Notwithstanding the contentions made by Koe to this Court that the IJ *131 erred in denying CAT relief, we lack jurisdiction to review the IJ’s denial of this claim. In her brief to the BIA, Koe only argued that the IJ erred in its denial of withholding of removal and never addressed why the adverse CAT ruing was in error. 2 The BIA was therefore never able to consider any arguments other than those relating to the withholding of removal claim. Because Koe did not exhaust this claim before the BIA, it was not preserved for our review and we therefore lack jurisdiction to review it. See 8 U.S.C. § 1252(d)(1) (“A court may review a final order of removal only if ... the alien has exhausted all administrative remedies available to the alien as of right.”); Zheng v. Gonzales, 422 F.3d 98, 107-108 (3d Cir.2005) (“The failure to exhaust this claim before the BIA ‘bars consideration of particular questions not raised in an appeal to the [BIA].’ ”).

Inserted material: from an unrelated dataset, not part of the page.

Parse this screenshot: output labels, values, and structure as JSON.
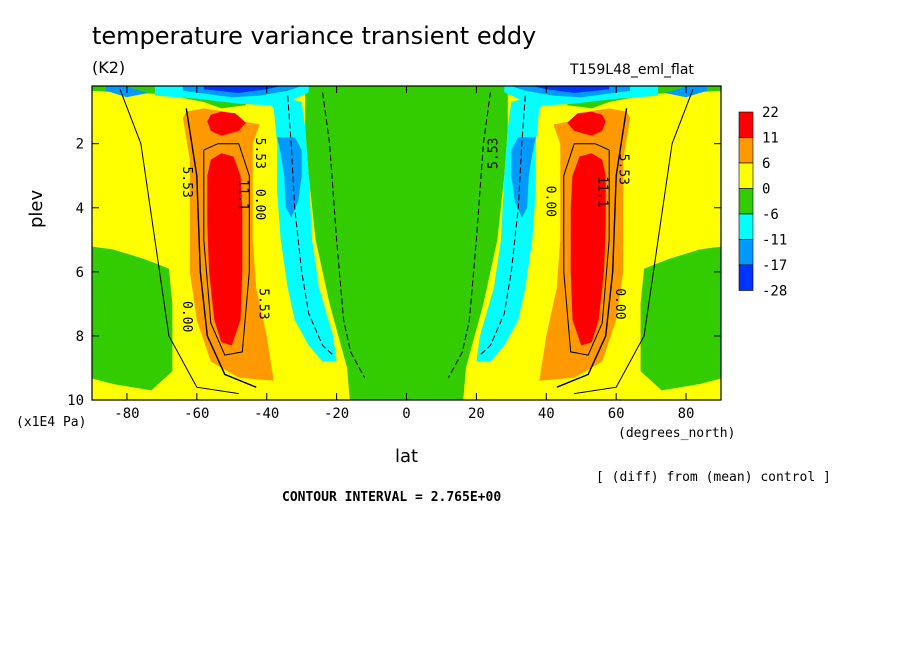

Similarly, we lack the ability to review Koe’s claim that the IJ erred in not granting asylum relief. For this matter, it is not a question of whether she exhausted her remedies before the BIA; rather, Koe never received a final ruling from the IJ on her asylum petition. Koe withdrew the asylum application as untimely during the hearing and acknowledged that there were no extraordinary circumstances that could excuse her dilatory application. “To exhaust a claim ... an applicant must first raise the issue before the BIA or IJ.” Bonhometre v. Gonzales, 414 F.3d 442, 447 (3d Cir.2005). Because Koe withdrew her asylum application and never received a final ruling from the IJ, regardless of the timeliness of the application, we therefore lack jurisdiction to review any claims on appeal contending that a denial of asylum relief was in error.

IV.

We do possess jurisdiction to review Koe’s claims with respect to withholding of removal. Nonetheless, we conclude that her contentions on appeal are without merit. First, we are satisfied that the incidents of which Koe complains do not “rise to the level of persecution because the harm suffered was not sufficiently severe.” Lie v. Ashcroft, 396 F.3d 530, 536 (3d Cir.2005) (holding that petitioner, a Chinese Indonesian, did not qualify for asylum relief, a less onerous standard than withholding of removal, when petition was based upon two isolated incidents of robbery by native Indonesians).